Turning to the Syria conflict, Putin declared that “the de facto conditions for ending the fratricidal war in Syria, the final destruction of terrorists and Syrians’ return to a normal life have been created”. Erdogan and Putin have backed opposing sides in the struggle between President Bashar al-Assad’s government and rebels battling to depose him. However, with Assad moving towards victory thanks to Putin’s military support, the Russian and Turkish leaders said they would continue to work together to address the conflict.

Putin said he and Erdogan had in their discussions confirmed their commitment to four “de-escalation zones” across Syria. One would cover the northwestern province of Idlib, which borders southern Turkey. Under the de-escalation plan Turkish troops are to deploy there.

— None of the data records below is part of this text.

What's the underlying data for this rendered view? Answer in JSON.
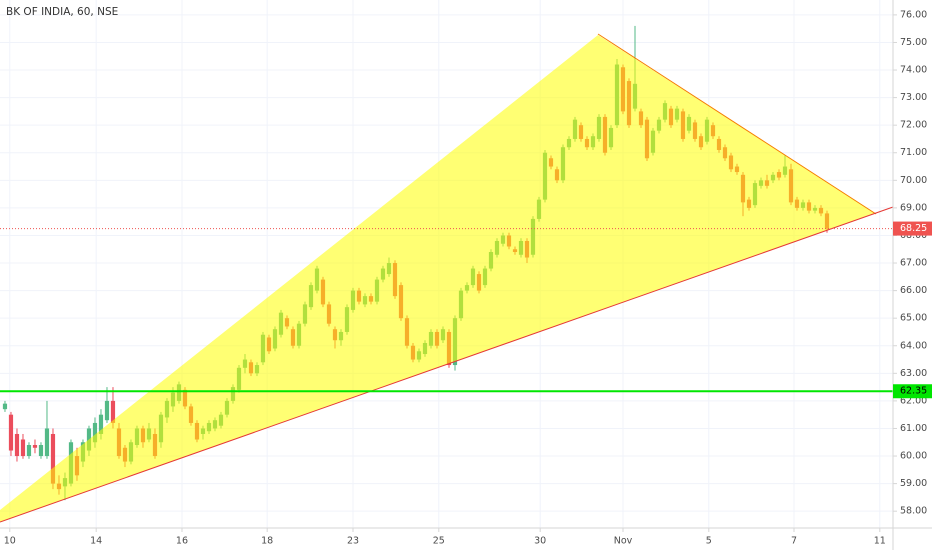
{
  "chart_data": {
    "type": "candlestick",
    "title": "BK OF INDIA, 60, NSE",
    "up_color": "#53b987",
    "down_color": "#eb4d5c",
    "xlim": [
      -0.83,
      148
    ],
    "ylim": [
      57.39,
      76.54
    ],
    "grid": true,
    "xticks": [
      {
        "value": 0.8,
        "label": "10"
      },
      {
        "value": 15.2,
        "label": "14"
      },
      {
        "value": 29.5,
        "label": "16"
      },
      {
        "value": 43.7,
        "label": "18"
      },
      {
        "value": 58,
        "label": "23"
      },
      {
        "value": 72.3,
        "label": "25"
      },
      {
        "value": 89.2,
        "label": "30"
      },
      {
        "value": 103,
        "label": "Nov"
      },
      {
        "value": 117.3,
        "label": "5"
      },
      {
        "value": 131.5,
        "label": "7"
      },
      {
        "value": 145.8,
        "label": "11"
      }
    ],
    "yticks": [
      {
        "value": 58,
        "label": "58.00"
      },
      {
        "value": 59,
        "label": "59.00"
      },
      {
        "value": 60,
        "label": "60.00"
      },
      {
        "value": 61,
        "label": "61.00"
      },
      {
        "value": 62,
        "label": "62.00"
      },
      {
        "value": 63,
        "label": "63.00"
      },
      {
        "value": 64,
        "label": "64.00"
      },
      {
        "value": 65,
        "label": "65.00"
      },
      {
        "value": 66,
        "label": "66.00"
      },
      {
        "value": 67,
        "label": "67.00"
      },
      {
        "value": 68,
        "label": "68.00"
      },
      {
        "value": 69,
        "label": "69.00"
      },
      {
        "value": 70,
        "label": "70.00"
      },
      {
        "value": 71,
        "label": "71.00"
      },
      {
        "value": 72,
        "label": "72.00"
      },
      {
        "value": 73,
        "label": "73.00"
      },
      {
        "value": 74,
        "label": "74.00"
      },
      {
        "value": 75,
        "label": "75.00"
      },
      {
        "value": 76,
        "label": "76.00"
      }
    ],
    "price_lines": [
      {
        "value": 68.25,
        "color": "#ef5350"
      },
      {
        "value": 62.35,
        "color": "#00e600"
      }
    ],
    "candles": [
      [
        61.7,
        62.0,
        61.6,
        61.9
      ],
      [
        61.5,
        61.6,
        60.0,
        60.2
      ],
      [
        60.8,
        61.0,
        59.8,
        60.0
      ],
      [
        60.6,
        60.8,
        59.9,
        60.0
      ],
      [
        60.0,
        60.5,
        59.9,
        60.4
      ],
      [
        60.4,
        60.6,
        60.1,
        60.3
      ],
      [
        60.0,
        60.5,
        59.9,
        60.4
      ],
      [
        60.0,
        62.0,
        59.9,
        61.0
      ],
      [
        60.8,
        61.0,
        58.8,
        59.0
      ],
      [
        59.0,
        59.3,
        58.6,
        58.8
      ],
      [
        58.9,
        59.4,
        58.4,
        59.2
      ],
      [
        59.0,
        60.6,
        58.9,
        60.5
      ],
      [
        60.0,
        60.3,
        59.1,
        59.3
      ],
      [
        59.8,
        60.6,
        59.6,
        60.5
      ],
      [
        60.2,
        61.1,
        60.0,
        61.0
      ],
      [
        60.5,
        61.4,
        60.3,
        61.2
      ],
      [
        60.8,
        61.7,
        60.6,
        61.5
      ],
      [
        61.3,
        62.5,
        61.2,
        62.0
      ],
      [
        62.0,
        62.5,
        61.0,
        61.2
      ],
      [
        61.0,
        61.2,
        59.9,
        60.0
      ],
      [
        60.3,
        60.4,
        59.6,
        59.8
      ],
      [
        59.8,
        60.6,
        59.7,
        60.5
      ],
      [
        60.4,
        61.1,
        60.3,
        61.0
      ],
      [
        61.0,
        61.1,
        60.3,
        60.5
      ],
      [
        60.6,
        61.2,
        60.5,
        61.0
      ],
      [
        60.8,
        61.0,
        59.9,
        60.0
      ],
      [
        60.5,
        61.6,
        60.3,
        61.5
      ],
      [
        61.4,
        62.1,
        61.2,
        62.0
      ],
      [
        61.8,
        62.5,
        61.6,
        62.3
      ],
      [
        62.0,
        62.7,
        61.9,
        62.6
      ],
      [
        62.4,
        62.5,
        61.7,
        61.8
      ],
      [
        61.8,
        61.9,
        61.1,
        61.2
      ],
      [
        61.2,
        61.3,
        60.5,
        60.6
      ],
      [
        60.8,
        61.1,
        60.6,
        61.0
      ],
      [
        60.9,
        61.3,
        60.8,
        61.2
      ],
      [
        61.0,
        61.4,
        60.9,
        61.3
      ],
      [
        61.1,
        61.6,
        61.0,
        61.5
      ],
      [
        61.5,
        62.1,
        61.4,
        62.0
      ],
      [
        62.0,
        62.6,
        61.9,
        62.5
      ],
      [
        62.4,
        63.3,
        62.3,
        63.2
      ],
      [
        63.2,
        63.7,
        63.0,
        63.5
      ],
      [
        63.4,
        63.5,
        62.9,
        63.0
      ],
      [
        63.0,
        63.4,
        62.9,
        63.3
      ],
      [
        63.4,
        64.5,
        63.3,
        64.4
      ],
      [
        64.3,
        64.4,
        63.7,
        63.8
      ],
      [
        63.9,
        64.7,
        63.8,
        64.6
      ],
      [
        64.4,
        65.3,
        64.3,
        65.2
      ],
      [
        65.0,
        65.1,
        64.6,
        64.7
      ],
      [
        64.6,
        64.7,
        63.9,
        64.0
      ],
      [
        64.0,
        64.9,
        63.9,
        64.8
      ],
      [
        64.8,
        65.6,
        64.7,
        65.5
      ],
      [
        65.4,
        66.3,
        65.3,
        66.2
      ],
      [
        66.0,
        66.9,
        65.9,
        66.8
      ],
      [
        66.4,
        66.5,
        65.4,
        65.5
      ],
      [
        65.5,
        65.6,
        64.7,
        64.8
      ],
      [
        64.6,
        64.7,
        63.9,
        64.2
      ],
      [
        64.2,
        64.6,
        64.0,
        64.5
      ],
      [
        64.5,
        65.5,
        64.4,
        65.4
      ],
      [
        65.3,
        66.1,
        65.2,
        66.0
      ],
      [
        66.0,
        66.1,
        65.5,
        65.6
      ],
      [
        65.5,
        65.9,
        65.4,
        65.8
      ],
      [
        65.8,
        65.9,
        65.5,
        65.6
      ],
      [
        65.6,
        66.5,
        65.5,
        66.4
      ],
      [
        66.4,
        66.9,
        66.3,
        66.8
      ],
      [
        66.6,
        67.2,
        66.5,
        67.0
      ],
      [
        67.0,
        67.1,
        65.7,
        65.8
      ],
      [
        66.2,
        66.3,
        64.9,
        65.0
      ],
      [
        65.0,
        65.1,
        63.9,
        64.0
      ],
      [
        64.0,
        64.1,
        63.4,
        63.5
      ],
      [
        63.5,
        63.9,
        63.4,
        63.8
      ],
      [
        63.7,
        64.2,
        63.6,
        64.1
      ],
      [
        64.0,
        64.6,
        63.9,
        64.5
      ],
      [
        64.5,
        64.6,
        63.9,
        64.0
      ],
      [
        64.2,
        64.7,
        64.1,
        64.6
      ],
      [
        64.5,
        64.6,
        63.2,
        63.3
      ],
      [
        63.3,
        65.1,
        63.1,
        65.0
      ],
      [
        65.0,
        66.1,
        64.9,
        66.0
      ],
      [
        66.0,
        66.3,
        65.9,
        66.2
      ],
      [
        66.2,
        66.9,
        66.1,
        66.8
      ],
      [
        66.6,
        66.7,
        65.9,
        66.0
      ],
      [
        66.2,
        66.9,
        66.1,
        66.8
      ],
      [
        66.8,
        67.5,
        66.7,
        67.4
      ],
      [
        67.3,
        67.9,
        67.2,
        67.8
      ],
      [
        67.7,
        68.1,
        67.6,
        68.0
      ],
      [
        68.0,
        68.1,
        67.5,
        67.6
      ],
      [
        67.5,
        67.6,
        67.3,
        67.4
      ],
      [
        67.3,
        67.9,
        67.2,
        67.8
      ],
      [
        67.8,
        67.9,
        67.0,
        67.2
      ],
      [
        67.3,
        68.7,
        67.2,
        68.6
      ],
      [
        68.6,
        69.4,
        68.5,
        69.3
      ],
      [
        69.3,
        71.1,
        69.2,
        71.0
      ],
      [
        70.8,
        70.9,
        70.4,
        70.5
      ],
      [
        70.4,
        70.5,
        69.9,
        70.0
      ],
      [
        70.0,
        71.3,
        69.9,
        71.2
      ],
      [
        71.2,
        71.6,
        71.1,
        71.5
      ],
      [
        71.5,
        72.3,
        71.4,
        72.2
      ],
      [
        72.0,
        72.1,
        71.4,
        71.5
      ],
      [
        71.5,
        71.6,
        71.1,
        71.2
      ],
      [
        71.2,
        71.7,
        71.1,
        71.6
      ],
      [
        71.5,
        72.4,
        71.4,
        72.3
      ],
      [
        72.3,
        72.4,
        70.9,
        71.0
      ],
      [
        71.2,
        72.0,
        71.1,
        71.9
      ],
      [
        72.0,
        74.4,
        71.9,
        74.2
      ],
      [
        74.1,
        74.2,
        72.4,
        72.5
      ],
      [
        73.6,
        73.7,
        71.9,
        72.0
      ],
      [
        72.6,
        75.6,
        72.5,
        73.5
      ],
      [
        72.5,
        72.6,
        71.9,
        72.0
      ],
      [
        72.2,
        72.3,
        70.7,
        70.8
      ],
      [
        71.0,
        71.9,
        70.9,
        71.8
      ],
      [
        71.8,
        72.3,
        71.7,
        72.2
      ],
      [
        72.2,
        72.9,
        72.1,
        72.8
      ],
      [
        72.6,
        72.7,
        71.9,
        72.0
      ],
      [
        72.2,
        72.7,
        72.1,
        72.6
      ],
      [
        72.5,
        72.6,
        71.4,
        71.5
      ],
      [
        71.8,
        72.4,
        71.7,
        72.3
      ],
      [
        72.1,
        72.2,
        71.4,
        71.5
      ],
      [
        71.6,
        71.7,
        71.1,
        71.2
      ],
      [
        71.4,
        72.3,
        71.3,
        72.2
      ],
      [
        72.0,
        72.1,
        71.5,
        71.6
      ],
      [
        71.5,
        71.6,
        71.0,
        71.1
      ],
      [
        71.2,
        71.3,
        70.7,
        70.8
      ],
      [
        70.9,
        71.0,
        70.3,
        70.4
      ],
      [
        70.5,
        70.6,
        70.2,
        70.3
      ],
      [
        70.2,
        70.3,
        68.7,
        69.2
      ],
      [
        69.3,
        69.4,
        68.9,
        69.0
      ],
      [
        69.1,
        70.0,
        69.0,
        69.9
      ],
      [
        69.8,
        70.1,
        69.7,
        70.0
      ],
      [
        70.0,
        70.2,
        69.7,
        69.8
      ],
      [
        70.0,
        70.3,
        69.9,
        70.2
      ],
      [
        70.3,
        70.4,
        70.0,
        70.1
      ],
      [
        70.2,
        70.9,
        70.1,
        70.5
      ],
      [
        70.4,
        70.6,
        69.1,
        69.2
      ],
      [
        69.3,
        69.4,
        68.9,
        69.0
      ],
      [
        69.0,
        69.3,
        68.9,
        69.2
      ],
      [
        69.2,
        69.3,
        68.8,
        68.9
      ],
      [
        68.9,
        69.1,
        68.8,
        69.0
      ],
      [
        69.0,
        69.1,
        68.7,
        68.8
      ],
      [
        68.8,
        68.9,
        68.1,
        68.25
      ]
    ]
  }
}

Fresh backing for TurkStream, Akkuyu
The presidents also restated their commitment to constructing the TurkStream natural gas pipeline running from Russia to Turkey via the Black Sea and Turkey’s Akkuyu nuclear power plant. Both investments had lately suffered disruptions which needed resolving quickly, Erdogan said.

Putin’s visit marked the fifth face-to-face meeting between the two leaders this year with the rapprochement between Turkey and Russia seemingly in full swing.

Ankara and Moscow are working to improve relations that hit an all-time low after the Turkish air force downed a Russian fighter-bomber near the Syrian border in November 2015. That prompted Russia to impose a raft of economic sanctions against Turkey.

Following a rapprochement process, initiated by Erdogan last year, Russia lifted most of the sanctions.

Bilateral trade between Russia and Turkey increased by 22% y/y in the first seven months of the year, Erdogan noted, reiterating that the countries want to increase trade volume up to $100bn.